Il rischio di “sostituzione etnica” non esiste, i dati lo certificano

Ha fatto molto discutere nelle ultime settimane la dichiarazione del Ministro dell’Agricoltura Francesco Lollobriga che paventava il rischio di una “sostituzione etnica” come conseguenza della crescita dei flussi migratori verso l’Italia. Va detto, anzitutto, che la sostituzione etnica è una teoria complottista, sostenuta da gruppi e movimenti di suprematisti bianchi, che disegna una cospirazione internazionale per sostituire la popolazione occidentale di pelle bianca con altre etnie, soprattutto di origine africana.


Premesso che come per ogni teorema complottista non esistono prove e mandanti identificabili, il rischio di sostituzione nella popolazione italiana non esiste. A certificarlo sono gli ultimi dati dell’Istat sui residenti in Italia che al primo gennaio 2023 risulta essere scesa sotto i 59 milioni, un trend in continua decrescita che il lievissimo aumento degli stranieri non riesce minimamente compensare. A parte il fatto che la maggior parte degli stranieri residenti in Italia non sono africani nè di etnia diversa dalla nostra.

Ecco gli ultimi dati disponibili: gli stranieri residenti in Italia sono 5 milioni e 50.000 unità, in aumento di 20.000 persone ( + 3,9 per mille) sull’anno precedente. L’incidenza sulla popolazione totale è solo dell’8,6 %.

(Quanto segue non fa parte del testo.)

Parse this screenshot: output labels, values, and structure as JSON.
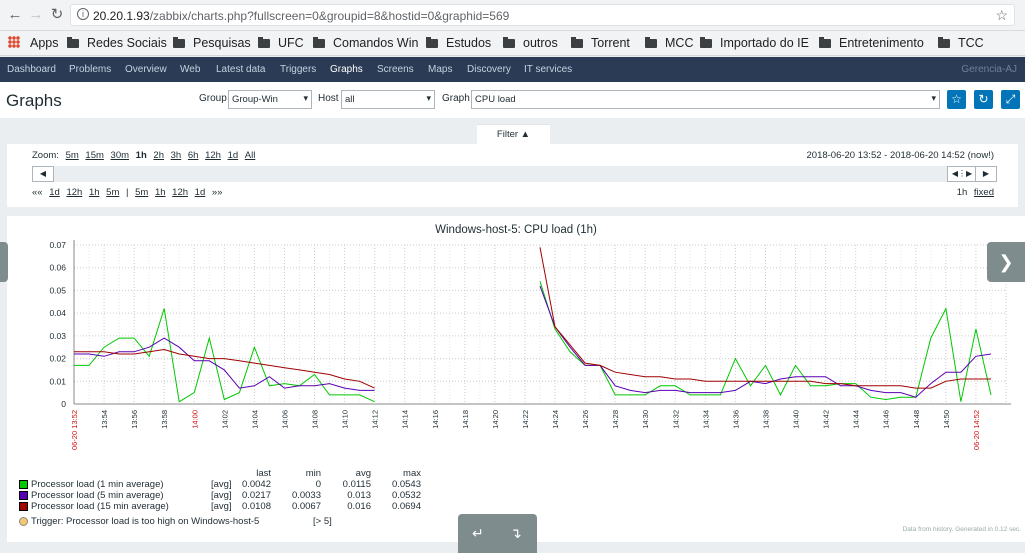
{
  "browser": {
    "url_host": "20.20.1.93",
    "url_path": "/zabbix/charts.php?fullscreen=0&groupid=8&hostid=0&graphid=569"
  },
  "bookmarks": [
    "Apps",
    "Redes Sociais",
    "Pesquisas",
    "UFC",
    "Comandos Win",
    "Estudos",
    "outros",
    "Torrent",
    "MCC",
    "Importado do IE",
    "Entretenimento",
    "TCC"
  ],
  "topnav": {
    "items": [
      "Dashboard",
      "Problems",
      "Overview",
      "Web",
      "Latest data",
      "Triggers",
      "Graphs",
      "Screens",
      "Maps",
      "Discovery",
      "IT services"
    ],
    "active": "Graphs",
    "right": "Gerencia-AJ"
  },
  "header": {
    "title": "Graphs",
    "group_label": "Group",
    "group_value": "Group-Win",
    "host_label": "Host",
    "host_value": "all",
    "graph_label": "Graph",
    "graph_value": "CPU load"
  },
  "filter": {
    "tab_label": "Filter ▲",
    "zoom_label": "Zoom:",
    "zoom_options": [
      "5m",
      "15m",
      "30m",
      "1h",
      "2h",
      "3h",
      "6h",
      "12h",
      "1d",
      "All"
    ],
    "zoom_current": "1h",
    "period": "2018-06-20 13:52 - 2018-06-20 14:52 (now!)",
    "nav_back": [
      "««",
      "1d",
      "12h",
      "1h",
      "5m",
      "|",
      "5m",
      "1h",
      "12h",
      "1d",
      "»»"
    ],
    "span": "1h",
    "fixed": "fixed"
  },
  "colors": {
    "series1": "#00c800",
    "series2": "#5a00b4",
    "series3": "#a00000",
    "trigger": "#f5c872"
  },
  "chart_data": {
    "type": "line",
    "title": "Windows-host-5: CPU load (1h)",
    "ylim": [
      0,
      0.07
    ],
    "yticks": [
      "0.07",
      "0.06",
      "0.05",
      "0.04",
      "0.03",
      "0.02",
      "0.01",
      "0"
    ],
    "xticks": [
      "06-20 13:52",
      "13:54",
      "13:56",
      "13:58",
      "14:00",
      "14:02",
      "14:04",
      "14:06",
      "14:08",
      "14:10",
      "14:12",
      "14:14",
      "14:16",
      "14:18",
      "14:20",
      "14:22",
      "14:24",
      "14:26",
      "14:28",
      "14:30",
      "14:32",
      "14:34",
      "14:36",
      "14:38",
      "14:40",
      "14:42",
      "14:44",
      "14:46",
      "14:48",
      "14:50",
      "06-20 14:52"
    ],
    "red_ticks": [
      "06-20 13:52",
      "14:00",
      "06-20 14:52"
    ],
    "series": [
      {
        "name": "Processor load (1 min average)",
        "func": "[avg]",
        "last": "0.0042",
        "min": "0",
        "avg": "0.0115",
        "max": "0.0543",
        "points": [
          [
            0,
            0.017
          ],
          [
            1,
            0.017
          ],
          [
            2,
            0.025
          ],
          [
            3,
            0.029
          ],
          [
            4,
            0.029
          ],
          [
            5,
            0.021
          ],
          [
            6,
            0.042
          ],
          [
            7,
            0.001
          ],
          [
            8,
            0.005
          ],
          [
            9,
            0.029
          ],
          [
            10,
            0.002
          ],
          [
            11,
            0.005
          ],
          [
            12,
            0.025
          ],
          [
            13,
            0.008
          ],
          [
            14,
            0.009
          ],
          [
            15,
            0.008
          ],
          [
            16,
            0.013
          ],
          [
            17,
            0.004
          ],
          [
            18,
            0.004
          ],
          [
            19,
            0.004
          ],
          [
            20,
            0.001
          ],
          [
            31,
            0.054
          ],
          [
            32,
            0.033
          ],
          [
            33,
            0.023
          ],
          [
            34,
            0.017
          ],
          [
            35,
            0.017
          ],
          [
            36,
            0.004
          ],
          [
            37,
            0.004
          ],
          [
            38,
            0.004
          ],
          [
            39,
            0.008
          ],
          [
            40,
            0.008
          ],
          [
            41,
            0.004
          ],
          [
            42,
            0.004
          ],
          [
            43,
            0.004
          ],
          [
            44,
            0.02
          ],
          [
            45,
            0.008
          ],
          [
            46,
            0.017
          ],
          [
            47,
            0.004
          ],
          [
            48,
            0.017
          ],
          [
            49,
            0.008
          ],
          [
            50,
            0.008
          ],
          [
            51,
            0.009
          ],
          [
            52,
            0.009
          ],
          [
            53,
            0.003
          ],
          [
            54,
            0.002
          ],
          [
            55,
            0.003
          ],
          [
            56,
            0.003
          ],
          [
            57,
            0.029
          ],
          [
            58,
            0.042
          ],
          [
            59,
            0.001
          ],
          [
            60,
            0.033
          ],
          [
            61,
            0.004
          ]
        ]
      },
      {
        "name": "Processor load (5 min average)",
        "func": "[avg]",
        "last": "0.0217",
        "min": "0.0033",
        "avg": "0.013",
        "max": "0.0532",
        "points": [
          [
            0,
            0.022
          ],
          [
            1,
            0.022
          ],
          [
            2,
            0.021
          ],
          [
            3,
            0.023
          ],
          [
            4,
            0.023
          ],
          [
            5,
            0.025
          ],
          [
            6,
            0.029
          ],
          [
            7,
            0.025
          ],
          [
            8,
            0.019
          ],
          [
            9,
            0.019
          ],
          [
            10,
            0.015
          ],
          [
            11,
            0.007
          ],
          [
            12,
            0.008
          ],
          [
            13,
            0.012
          ],
          [
            14,
            0.007
          ],
          [
            15,
            0.008
          ],
          [
            16,
            0.008
          ],
          [
            17,
            0.009
          ],
          [
            18,
            0.007
          ],
          [
            19,
            0.006
          ],
          [
            20,
            0.006
          ],
          [
            31,
            0.052
          ],
          [
            32,
            0.034
          ],
          [
            33,
            0.025
          ],
          [
            34,
            0.017
          ],
          [
            35,
            0.017
          ],
          [
            36,
            0.008
          ],
          [
            37,
            0.006
          ],
          [
            38,
            0.005
          ],
          [
            39,
            0.006
          ],
          [
            40,
            0.006
          ],
          [
            41,
            0.005
          ],
          [
            42,
            0.005
          ],
          [
            43,
            0.005
          ],
          [
            44,
            0.006
          ],
          [
            45,
            0.01
          ],
          [
            46,
            0.009
          ],
          [
            47,
            0.011
          ],
          [
            48,
            0.012
          ],
          [
            49,
            0.012
          ],
          [
            50,
            0.012
          ],
          [
            51,
            0.008
          ],
          [
            52,
            0.008
          ],
          [
            53,
            0.006
          ],
          [
            54,
            0.005
          ],
          [
            55,
            0.005
          ],
          [
            56,
            0.003
          ],
          [
            57,
            0.009
          ],
          [
            58,
            0.014
          ],
          [
            59,
            0.014
          ],
          [
            60,
            0.021
          ],
          [
            61,
            0.022
          ]
        ]
      },
      {
        "name": "Processor load (15 min average)",
        "func": "[avg]",
        "last": "0.0108",
        "min": "0.0067",
        "avg": "0.016",
        "max": "0.0694",
        "points": [
          [
            0,
            0.023
          ],
          [
            1,
            0.023
          ],
          [
            2,
            0.023
          ],
          [
            3,
            0.022
          ],
          [
            4,
            0.022
          ],
          [
            5,
            0.023
          ],
          [
            6,
            0.024
          ],
          [
            7,
            0.022
          ],
          [
            8,
            0.021
          ],
          [
            9,
            0.02
          ],
          [
            10,
            0.02
          ],
          [
            11,
            0.019
          ],
          [
            12,
            0.018
          ],
          [
            13,
            0.017
          ],
          [
            14,
            0.016
          ],
          [
            15,
            0.015
          ],
          [
            16,
            0.014
          ],
          [
            17,
            0.013
          ],
          [
            18,
            0.011
          ],
          [
            19,
            0.01
          ],
          [
            20,
            0.007
          ],
          [
            31,
            0.069
          ],
          [
            32,
            0.034
          ],
          [
            33,
            0.026
          ],
          [
            34,
            0.018
          ],
          [
            35,
            0.017
          ],
          [
            36,
            0.014
          ],
          [
            37,
            0.013
          ],
          [
            38,
            0.012
          ],
          [
            39,
            0.012
          ],
          [
            40,
            0.011
          ],
          [
            41,
            0.011
          ],
          [
            42,
            0.01
          ],
          [
            43,
            0.01
          ],
          [
            44,
            0.01
          ],
          [
            45,
            0.01
          ],
          [
            46,
            0.01
          ],
          [
            47,
            0.01
          ],
          [
            48,
            0.01
          ],
          [
            49,
            0.01
          ],
          [
            50,
            0.009
          ],
          [
            51,
            0.009
          ],
          [
            52,
            0.008
          ],
          [
            53,
            0.008
          ],
          [
            54,
            0.008
          ],
          [
            55,
            0.008
          ],
          [
            56,
            0.007
          ],
          [
            57,
            0.007
          ],
          [
            58,
            0.01
          ],
          [
            59,
            0.011
          ],
          [
            60,
            0.011
          ],
          [
            61,
            0.011
          ]
        ]
      }
    ],
    "trigger": {
      "name": "Trigger: Processor load is too high on Windows-host-5",
      "value": "[> 5]"
    },
    "legend_headers": [
      "last",
      "min",
      "avg",
      "max"
    ],
    "footer": "Data from history. Generated in 0.12 sec."
  }
}
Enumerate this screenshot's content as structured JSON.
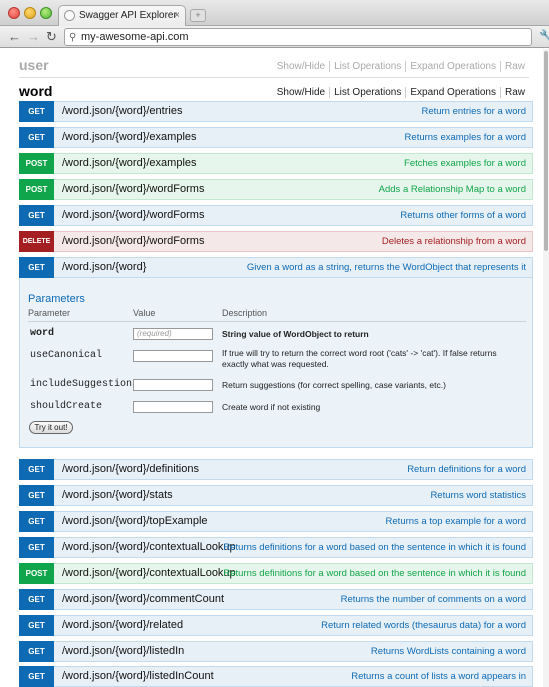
{
  "browser": {
    "tab_title": "Swagger API Explorer",
    "tab_close": "×",
    "new_tab": "+",
    "url": "my-awesome-api.com",
    "back": "←",
    "forward": "→",
    "reload": "↻",
    "search_glyph": "⚲",
    "wrench": "🔧"
  },
  "resources": {
    "user": {
      "name": "user",
      "links": [
        "Show/Hide",
        "List Operations",
        "Expand Operations",
        "Raw"
      ]
    },
    "word": {
      "name": "word",
      "links": [
        "Show/Hide",
        "List Operations",
        "Expand Operations",
        "Raw"
      ]
    }
  },
  "operations": [
    {
      "method": "GET",
      "path": "/word.json/{word}/entries",
      "desc": "Return entries for a word"
    },
    {
      "method": "GET",
      "path": "/word.json/{word}/examples",
      "desc": "Returns examples for a word"
    },
    {
      "method": "POST",
      "path": "/word.json/{word}/examples",
      "desc": "Fetches examples for a word"
    },
    {
      "method": "POST",
      "path": "/word.json/{word}/wordForms",
      "desc": "Adds a Relationship Map to a word"
    },
    {
      "method": "GET",
      "path": "/word.json/{word}/wordForms",
      "desc": "Returns other forms of a word"
    },
    {
      "method": "DELETE",
      "path": "/word.json/{word}/wordForms",
      "desc": "Deletes a relationship from a word"
    },
    {
      "method": "GET",
      "path": "/word.json/{word}",
      "desc": "Given a word as a string, returns the WordObject that represents it"
    }
  ],
  "expanded": {
    "title": "Parameters",
    "headers": {
      "parameter": "Parameter",
      "value": "Value",
      "description": "Description"
    },
    "params": [
      {
        "name": "word",
        "placeholder": "(required)",
        "desc": "String value of WordObject to return"
      },
      {
        "name": "useCanonical",
        "placeholder": "",
        "desc": "If true will try to return the correct word root ('cats' -> 'cat'). If false returns exactly what was requested."
      },
      {
        "name": "includeSuggestions",
        "placeholder": "",
        "desc": "Return suggestions (for correct spelling, case variants, etc.)"
      },
      {
        "name": "shouldCreate",
        "placeholder": "",
        "desc": "Create word if not existing"
      }
    ],
    "try_label": "Try it out!"
  },
  "operations2": [
    {
      "method": "GET",
      "path": "/word.json/{word}/definitions",
      "desc": "Return definitions for a word"
    },
    {
      "method": "GET",
      "path": "/word.json/{word}/stats",
      "desc": "Returns word statistics"
    },
    {
      "method": "GET",
      "path": "/word.json/{word}/topExample",
      "desc": "Returns a top example for a word"
    },
    {
      "method": "GET",
      "path": "/word.json/{word}/contextualLookup",
      "desc": "Returns definitions for a word based on the sentence in which it is found"
    },
    {
      "method": "POST",
      "path": "/word.json/{word}/contextualLookup",
      "desc": "Returns definitions for a word based on the sentence in which it is found"
    },
    {
      "method": "GET",
      "path": "/word.json/{word}/commentCount",
      "desc": "Returns the number of comments on a word"
    },
    {
      "method": "GET",
      "path": "/word.json/{word}/related",
      "desc": "Return related words (thesaurus data) for a word"
    },
    {
      "method": "GET",
      "path": "/word.json/{word}/listedIn",
      "desc": "Returns WordLists containing a word"
    },
    {
      "method": "GET",
      "path": "/word.json/{word}/listedInCount",
      "desc": "Returns a count of lists a word appears in"
    }
  ]
}
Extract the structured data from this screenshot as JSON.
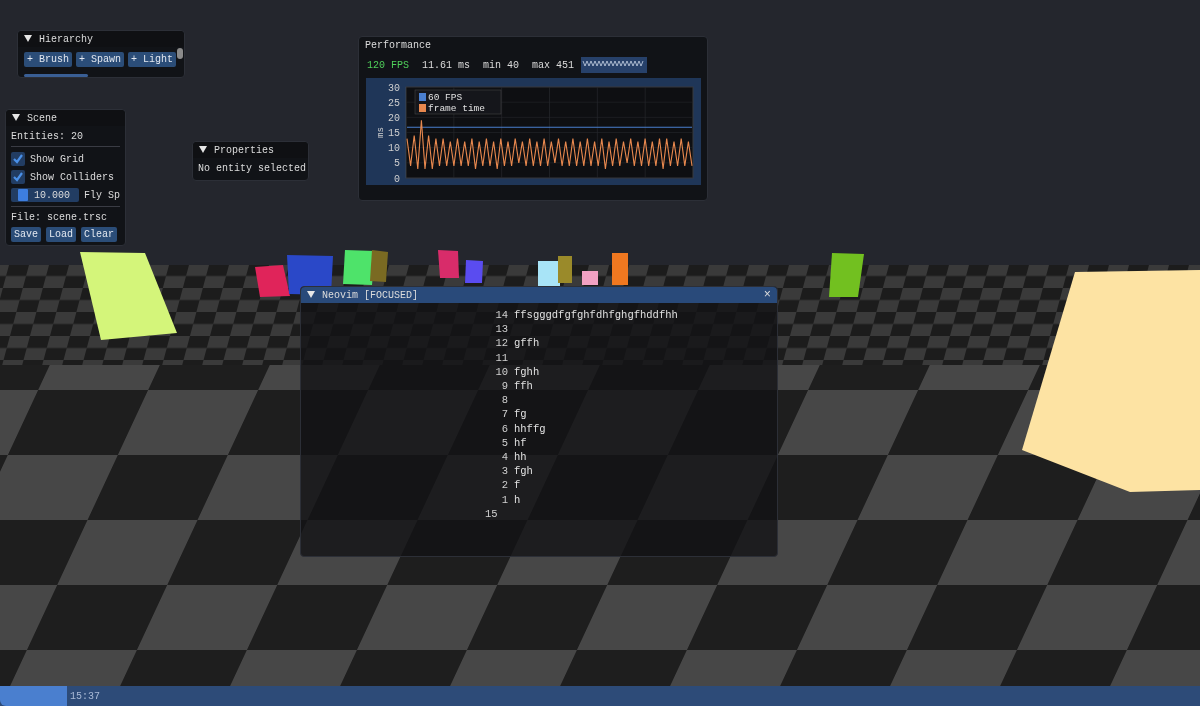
{
  "hierarchy": {
    "title": "Hierarchy",
    "expanded": true,
    "buttons": [
      "+ Brush",
      "+ Spawn",
      "+ Light"
    ]
  },
  "scene": {
    "title": "Scene",
    "expanded": true,
    "entities": "Entities: 20",
    "toggles": [
      {
        "label": "Show Grid",
        "checked": true
      },
      {
        "label": "Show Colliders",
        "checked": true
      }
    ],
    "slider": {
      "value": "10.000",
      "level": 0.12,
      "label": "Fly Sp"
    },
    "file": "File: scene.trsc",
    "buttons": [
      "Save",
      "Load",
      "Clear"
    ]
  },
  "properties": {
    "title": "Properties",
    "expanded": true,
    "message": "No entity selected"
  },
  "performance": {
    "title": "Performance",
    "fps": "120 FPS",
    "frame_ms": "11.61 ms",
    "min": "min 40",
    "max": "max 451",
    "chart_data": {
      "type": "line",
      "grid": true,
      "legend": true,
      "ylabel": "ms",
      "ylim": [
        0,
        30
      ],
      "yticks": [
        0,
        5,
        10,
        15,
        20,
        25,
        30
      ],
      "series": [
        {
          "name": "60 FPS",
          "color": "#4a7fcf",
          "values": [
            16.7,
            16.7,
            16.7,
            16.7,
            16.7,
            16.7,
            16.7,
            16.7,
            16.7,
            16.7,
            16.7,
            16.7,
            16.7,
            16.7,
            16.7,
            16.7,
            16.7,
            16.7,
            16.7,
            16.7,
            16.7,
            16.7,
            16.7,
            16.7,
            16.7,
            16.7,
            16.7,
            16.7,
            16.7,
            16.7,
            16.7,
            16.7,
            16.7,
            16.7,
            16.7,
            16.7,
            16.7,
            16.7,
            16.7,
            16.7,
            16.7,
            16.7,
            16.7,
            16.7,
            16.7,
            16.7,
            16.7,
            16.7,
            16.7,
            16.7,
            16.7,
            16.7,
            16.7,
            16.7,
            16.7,
            16.7,
            16.7,
            16.7,
            16.7,
            16.7,
            16.7,
            16.7,
            16.7,
            16.7,
            16.7,
            16.7,
            16.7,
            16.7,
            16.7,
            16.7,
            16.7,
            16.7,
            16.7,
            16.7,
            16.7,
            16.7,
            16.7,
            16.7,
            16.7,
            16.7
          ]
        },
        {
          "name": "frame time",
          "color": "#e8884e",
          "values": [
            13,
            4,
            14,
            3,
            19,
            3,
            14,
            3,
            13,
            4,
            13,
            4,
            12,
            4,
            13,
            4,
            12,
            4,
            13,
            3,
            12,
            4,
            13,
            4,
            12,
            3,
            13,
            4,
            12,
            4,
            13,
            5,
            12,
            4,
            13,
            4,
            12,
            4,
            13,
            4,
            12,
            5,
            13,
            4,
            12,
            4,
            13,
            4,
            12,
            4,
            13,
            4,
            12,
            4,
            13,
            3,
            12,
            4,
            13,
            4,
            12,
            5,
            13,
            4,
            12,
            4,
            13,
            4,
            12,
            4,
            13,
            3,
            13,
            4,
            12,
            4,
            13,
            4,
            12,
            4
          ]
        }
      ]
    }
  },
  "editor": {
    "title": "Neovim [FOCUSED]",
    "close": "×",
    "expanded": true,
    "lines": [
      {
        "number": "14",
        "text": "ffsgggdfgfghfdhfghgfhddfhh",
        "current": false
      },
      {
        "number": "13",
        "current": false
      },
      {
        "number": "12",
        "text": "gffh",
        "current": false
      },
      {
        "number": "11",
        "current": false
      },
      {
        "number": "10",
        "text": "fghh",
        "current": false
      },
      {
        "number": "9",
        "text": "ffh",
        "current": false
      },
      {
        "number": "8",
        "current": false
      },
      {
        "number": "7",
        "text": "fg",
        "current": false
      },
      {
        "number": "6",
        "text": "hhffg",
        "current": false
      },
      {
        "number": "5",
        "text": "hf",
        "current": false
      },
      {
        "number": "4",
        "text": "hh",
        "current": false
      },
      {
        "number": "3",
        "text": "fgh",
        "current": false
      },
      {
        "number": "2",
        "text": "f",
        "current": false
      },
      {
        "number": "1",
        "text": "h",
        "current": false
      },
      {
        "number": "15",
        "current": true
      }
    ]
  },
  "status_bar": {
    "level": 0.056,
    "time": "15:37"
  }
}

Spiega Enrico Di Pasquale, ricercatore di Fondazione Moressa (istituto di studi e ricerche specializzato nello studio delle fenomenologie e delle problematiche relative alla presenza straniera sul territorio): “Quello che noi analizziamo sono i dati relativi alla composizione della popolazione italiana. Va subito detto che di questo 8,6% di stranieri in Italia la maggioranza non è affatto di quelli che arrivano con i barconi. Sono soprattutto albanesi, rumeni, cinesi, arrivati in Italia negli ultimi 30 anni, direi a partire dalla metà degli anni Novanta, una composizione molto variegata e diversificata”.

Gli africani sono una minoranza

Se dunque con il rischio di sostituzione etnica Lollobrigida intendeva il processo che vede aumentare all’interno della popolazione italiana un’etnia diversa, i dati raccontano tutt’altra storia: “Se pensiamo all’immigrato africano siamo sulla strada sbagliata – osserva Di Pasquale – non solo non ci sono solo uomini africani ma la maggior parte degli stranieri residenti sono donne, buona parte dell’est europeo, sono le nostre badanti e assistenti familiari. In generale la fetta più grande di immigrazione è senz’altro quella europea, in arrivo da Albania, Romania, Ucraina“.

Il vero aumento con i decreti flussi

A dare una spinta all’immigrazione semmai è stata l’apertura di canali di ingresso legali, subito dopo la Bossi Fini. Spiega ancora il ricercatore della Fondazione Moressa: ” Tra il 2002 e il 2010 abbiamo registrato la maggiore spinta, dovuta ai decreti flussi assai attivi dopo l’approvazione della legge Bossi Fini. Quelli sono stati gli anni di massima espansione anche poi grazie all’allargamento della Ue con l’ingresso della Romania nel 2007. Dal 2011, invece,c’è stato un calo degli arrivi e della presenza immigrata. Per quasi un decennio abbiamo registrato una media di 30.000 presenze, di cui la metà stagionali negli ultimi due anni c’è stata un’inversione del trend con gli ultimi due decreti flussi, quello del governo Draghi con circa 70.000 posti e quest’ultimo con 82.000 quote”.

Agli sbarchi non corrispondono più residenti

Dunque i dati ci confermano che alla pressione sugli sbarchi, aumentata considerevolmente negli ultimi due anni, non ha corriposto un analogo aumento di presenza stranieri sul territorio se non in piccola parte. “Ha inciso molto relativamente – spiega Di Pasquale – la maggior parte delle persone stranieri residenti sono arrivate per lavoro o per ricongiungimento familiare con chi un lavoro in Italia l’ha trovato da 15-20 anni. È vero che la popolazione italiana sta diminuendo, il saldo tra nati e morti è negativo di oltre 300.000 unità all’anno ma la presenza immigrata non è assolutamente sufficiente per invertire il trend. Gli immigrati sono più giovani e fanno più figli, tra gli stranieri dunque ci sono più nati che vivi, ma questo non incide in alcun modo sulla tendenza complessiva. E ripeto la maggior parte non è comunque di etnia diversa dalla nostra”.